Example 3: Early Career / Uncertain
"I'm early in my career, so I'm honestly still figuring out what I love most. What I know is that in 5 years, I want to be really good at what I do—not just competent, but someone other engineers learn from.
I'm drawn to full-stack work right now because I like seeing features end-to-end. But I'm open to going deeper in frontend, backend, or even exploring infrastructure as I learn more.
This role is appealing because you work across the stack and there's room to specialize later as I figure out what I'm most passionate about."
Example 4: Startup Focused
"Long-term, I'm interested in building something of my own—maybe starting a company or being an early employee at something new. But I've learned that I'm not ready yet. I need more experience.
In 5 years, I want to have led significant projects end-to-end, understand how businesses work beyond just the code, and have a network of great people I've worked with.
I'm excited about this role because you're early stage.

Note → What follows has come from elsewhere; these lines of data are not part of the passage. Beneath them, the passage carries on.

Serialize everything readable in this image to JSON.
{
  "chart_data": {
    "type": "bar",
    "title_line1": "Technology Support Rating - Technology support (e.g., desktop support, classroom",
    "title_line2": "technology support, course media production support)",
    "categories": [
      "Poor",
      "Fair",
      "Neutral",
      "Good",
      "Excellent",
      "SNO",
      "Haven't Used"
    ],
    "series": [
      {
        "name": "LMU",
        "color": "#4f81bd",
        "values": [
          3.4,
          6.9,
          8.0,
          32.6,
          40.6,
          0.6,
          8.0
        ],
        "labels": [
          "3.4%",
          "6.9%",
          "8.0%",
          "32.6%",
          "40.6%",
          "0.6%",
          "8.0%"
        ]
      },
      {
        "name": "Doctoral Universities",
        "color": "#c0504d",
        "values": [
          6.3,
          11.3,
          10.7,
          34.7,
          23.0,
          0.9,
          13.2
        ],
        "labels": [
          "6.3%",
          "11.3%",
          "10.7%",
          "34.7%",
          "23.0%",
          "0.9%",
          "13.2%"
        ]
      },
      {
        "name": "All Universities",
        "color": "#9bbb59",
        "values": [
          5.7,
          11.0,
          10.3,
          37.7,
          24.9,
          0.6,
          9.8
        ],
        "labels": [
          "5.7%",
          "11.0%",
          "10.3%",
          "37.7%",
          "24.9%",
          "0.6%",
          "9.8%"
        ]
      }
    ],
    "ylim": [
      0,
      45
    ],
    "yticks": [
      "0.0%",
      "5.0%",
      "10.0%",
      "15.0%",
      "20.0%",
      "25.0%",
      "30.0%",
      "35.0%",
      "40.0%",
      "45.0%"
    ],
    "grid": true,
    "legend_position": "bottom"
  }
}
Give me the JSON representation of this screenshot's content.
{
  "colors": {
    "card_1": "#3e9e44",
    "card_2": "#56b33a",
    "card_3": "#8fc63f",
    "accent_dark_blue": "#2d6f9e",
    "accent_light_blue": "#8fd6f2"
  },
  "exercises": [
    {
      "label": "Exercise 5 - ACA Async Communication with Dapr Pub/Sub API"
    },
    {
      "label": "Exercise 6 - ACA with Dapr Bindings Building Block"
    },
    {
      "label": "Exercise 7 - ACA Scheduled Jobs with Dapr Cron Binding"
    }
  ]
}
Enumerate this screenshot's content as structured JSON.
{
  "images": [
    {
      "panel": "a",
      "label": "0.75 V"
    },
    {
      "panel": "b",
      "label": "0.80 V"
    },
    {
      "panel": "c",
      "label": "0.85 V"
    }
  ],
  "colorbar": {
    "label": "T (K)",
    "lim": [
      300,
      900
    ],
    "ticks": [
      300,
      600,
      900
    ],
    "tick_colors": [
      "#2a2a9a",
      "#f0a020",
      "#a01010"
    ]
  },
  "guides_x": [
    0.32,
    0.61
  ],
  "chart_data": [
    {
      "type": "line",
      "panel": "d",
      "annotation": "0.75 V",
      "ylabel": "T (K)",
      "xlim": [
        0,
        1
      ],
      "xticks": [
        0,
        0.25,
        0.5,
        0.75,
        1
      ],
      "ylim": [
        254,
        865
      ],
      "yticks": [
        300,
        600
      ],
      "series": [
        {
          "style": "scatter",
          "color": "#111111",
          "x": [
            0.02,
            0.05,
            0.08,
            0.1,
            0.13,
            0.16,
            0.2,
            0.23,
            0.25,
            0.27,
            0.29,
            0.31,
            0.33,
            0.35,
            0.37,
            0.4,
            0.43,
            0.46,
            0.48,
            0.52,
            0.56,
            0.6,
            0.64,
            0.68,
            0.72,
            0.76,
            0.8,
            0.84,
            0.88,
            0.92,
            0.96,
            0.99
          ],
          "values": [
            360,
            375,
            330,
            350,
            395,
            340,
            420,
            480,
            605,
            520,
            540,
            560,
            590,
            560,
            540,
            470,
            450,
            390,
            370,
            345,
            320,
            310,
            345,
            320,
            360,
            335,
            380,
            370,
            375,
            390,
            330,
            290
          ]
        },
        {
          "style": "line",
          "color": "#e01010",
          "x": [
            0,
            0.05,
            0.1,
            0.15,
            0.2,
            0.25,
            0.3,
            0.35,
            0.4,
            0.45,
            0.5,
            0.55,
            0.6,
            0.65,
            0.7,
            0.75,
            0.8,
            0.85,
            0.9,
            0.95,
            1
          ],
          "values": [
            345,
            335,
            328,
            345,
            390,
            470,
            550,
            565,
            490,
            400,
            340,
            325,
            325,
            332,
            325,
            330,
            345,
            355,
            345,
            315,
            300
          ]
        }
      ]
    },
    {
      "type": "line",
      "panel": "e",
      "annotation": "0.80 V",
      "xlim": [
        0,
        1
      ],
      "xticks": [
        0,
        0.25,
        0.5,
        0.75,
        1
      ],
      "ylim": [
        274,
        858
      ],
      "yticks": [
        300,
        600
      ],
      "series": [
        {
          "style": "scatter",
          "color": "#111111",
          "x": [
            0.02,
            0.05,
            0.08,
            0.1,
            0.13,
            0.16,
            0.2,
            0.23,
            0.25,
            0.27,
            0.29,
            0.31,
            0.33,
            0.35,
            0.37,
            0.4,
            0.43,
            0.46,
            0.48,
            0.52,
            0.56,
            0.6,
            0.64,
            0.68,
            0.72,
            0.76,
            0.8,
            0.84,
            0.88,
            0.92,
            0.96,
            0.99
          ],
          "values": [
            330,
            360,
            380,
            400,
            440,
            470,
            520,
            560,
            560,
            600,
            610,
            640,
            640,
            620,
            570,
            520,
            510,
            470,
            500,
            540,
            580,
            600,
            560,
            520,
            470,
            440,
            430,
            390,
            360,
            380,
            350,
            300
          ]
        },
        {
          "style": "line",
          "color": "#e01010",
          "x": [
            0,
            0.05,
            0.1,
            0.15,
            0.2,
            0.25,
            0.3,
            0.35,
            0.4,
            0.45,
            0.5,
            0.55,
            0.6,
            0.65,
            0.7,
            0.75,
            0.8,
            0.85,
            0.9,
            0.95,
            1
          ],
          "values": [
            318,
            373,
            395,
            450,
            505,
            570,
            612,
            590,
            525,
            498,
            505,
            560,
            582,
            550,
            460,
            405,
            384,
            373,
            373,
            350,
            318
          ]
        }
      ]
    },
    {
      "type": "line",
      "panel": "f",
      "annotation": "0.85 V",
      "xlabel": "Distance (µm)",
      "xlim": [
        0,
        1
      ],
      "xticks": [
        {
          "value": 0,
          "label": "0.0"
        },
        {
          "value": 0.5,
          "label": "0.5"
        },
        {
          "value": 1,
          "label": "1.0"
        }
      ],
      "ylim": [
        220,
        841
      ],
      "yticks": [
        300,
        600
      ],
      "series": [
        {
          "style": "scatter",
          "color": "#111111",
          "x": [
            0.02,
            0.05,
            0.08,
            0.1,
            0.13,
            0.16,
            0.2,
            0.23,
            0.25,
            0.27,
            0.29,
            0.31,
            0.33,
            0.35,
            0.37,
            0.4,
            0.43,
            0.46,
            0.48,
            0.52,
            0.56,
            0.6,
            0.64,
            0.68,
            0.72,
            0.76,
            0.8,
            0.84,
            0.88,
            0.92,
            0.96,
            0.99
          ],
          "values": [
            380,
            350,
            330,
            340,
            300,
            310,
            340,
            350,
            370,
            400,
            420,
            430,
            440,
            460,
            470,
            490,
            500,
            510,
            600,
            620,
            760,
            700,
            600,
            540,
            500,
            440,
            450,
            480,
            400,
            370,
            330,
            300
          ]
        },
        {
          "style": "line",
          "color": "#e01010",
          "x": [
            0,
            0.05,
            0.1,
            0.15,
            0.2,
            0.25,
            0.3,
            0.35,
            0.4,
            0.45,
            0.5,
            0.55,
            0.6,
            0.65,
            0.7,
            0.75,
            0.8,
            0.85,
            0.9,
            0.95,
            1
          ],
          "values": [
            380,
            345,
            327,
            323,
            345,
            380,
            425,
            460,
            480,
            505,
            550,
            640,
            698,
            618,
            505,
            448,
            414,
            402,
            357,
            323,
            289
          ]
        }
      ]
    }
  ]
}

I'd get exposure to the full picture—not just engineering but product, customers, and growth. That's the kind of experience I'm looking for."
What to Avoid
Answers That Hurt You
"I want your job" or "I want to be a director"
Comes across as overly ambitious or naive about how long things take.
"Probably at a different company"
Obviously don't say this, but some people do. They won't hire someone openly planning to leave.
"I don't really think about the future"
Suggests lack of ambition or intentionality.
"In management" (when they only have IC roles)
Shows you haven't researched the company or there's a path mismatch.
Super specific goals that don't fit
"I want to be a mobile developer" for a backend role signals misalignment.
Practice Your Response
LastRound AI helps you practice answering behavioral questions and gives you real-time feedback to polish your delivery.
Tailoring to the Company
Your answer should reflect what the company can actually offer:
- Big tech: Emphasize depth, technical leadership, or the management path they have
- Startups: Talk about breadth, ownership, and growing with the company
- Mid-size companies: Balance of specialization and cross-functional work
The Bottom Line
You don't need a detailed 5-year plan. Nobody does. What you need is to show direction, ambition, and that this role makes sense as part of your journey.
Be honest about uncertainty while still demonstrating thoughtfulness about your career. That's the balance that works.